To access current UK civil aviation regulations, including AMC and GM, CAA regulatory documents, please use this link to UK Regulation. Please note, if you use information and guidance under the Headings below, the references to EU regulations or EU websites in our guidance will not be an accurate information or description of your obligations under UK law. These pages are undergoing reviews and updates.

The bowtie depicts scenarios in a time ordered sequence moving from left to right.

Threat

  • The hazard and top event are at the centre of the diagram.
  • Threats are placed to the left of the top event.

They describe events that may cause an unsafe state if not managed with preventative controls.

Consider the top event and ask the question ‘why’ or ‘how’ could this occur. These causes are the threats and need to be ‘direct’. There should be a logical cause and effect relationship between the threat and the top event. The reader should be able to understand this relationship based on the threat description.

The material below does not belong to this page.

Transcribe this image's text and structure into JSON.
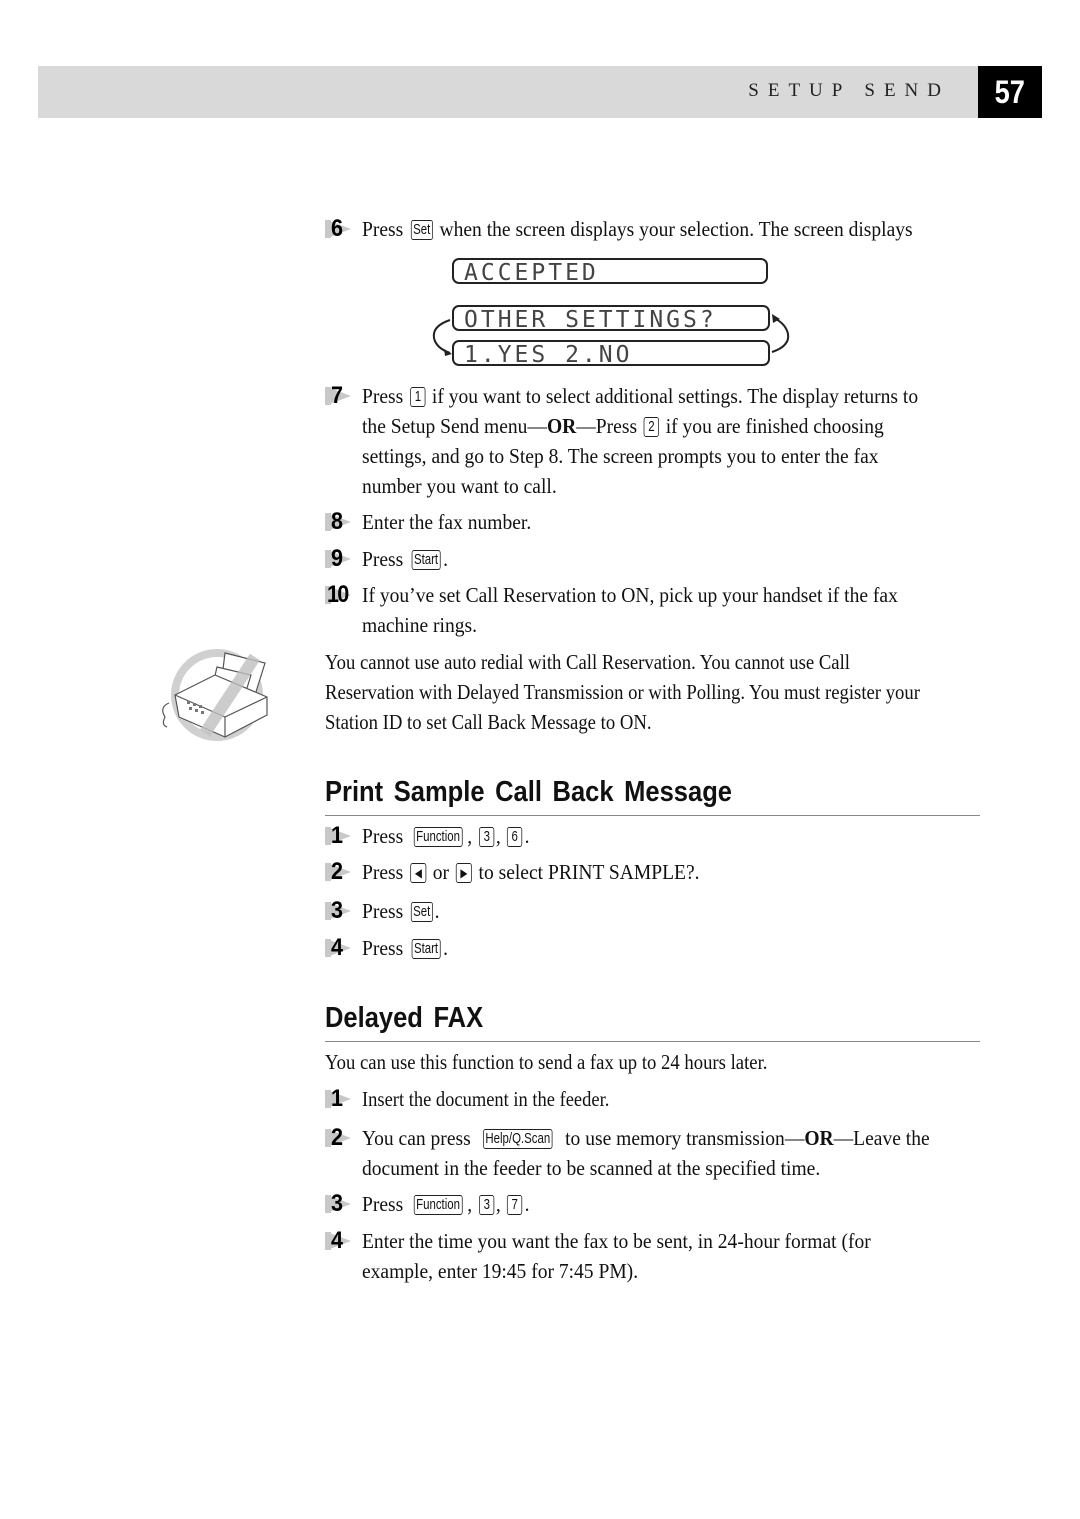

In our example of driving a car on a busy UK motorway, a threat would be tyre blow out.

Definition

A possible direct cause that will potentially release a hazard by producing a top event.

Guiding principles

  • It is usually helpful to describe the ‘cause’ as a particular event (e.g. something that occurs), which sets off the subsequent scenario that leads to the top event (and therefore the potential consequences).
  • Threats should be plausible. The overall effectiveness of the bowtie will be enhanced by concentrating on threats that are considered plausible rather than overwhelming the diagram with extraneous possibilities.
  • Each threat should be capable of causing the top event independently (e.g. it should not be necessary for several threats to occur simultaneously).
  • In terms of ordering the threats (e.g. position top to bottom in the bowtie), there is no particular significance to placement however the convention is to place the most significant threat at the top.

Traps and tips

  • Trap: A very common mistake is to describe a control failure as a threat. For example, describing a ‘failure to stop at a holding point stop bar light’ as the threat in a runway incursion scenario. In this case, the stop bar lighting would be a control that helps prevent an incursion in the first place. The failure of this control does not cause a runway incursion, rather it allows the dangerous scenario to progress further towards the undesirable outcome.
    • Tip: Take time to revisit the threat descriptions before moving onto further development of the bowtie.
      • Ask the question: “would this threat actually cause the top event?” or “what is the actual cause?”
      • Taking the example of ‘failure to stop at a holding point stop bar light’ a causal factor could be ‘flight crew failed to follow clearance’.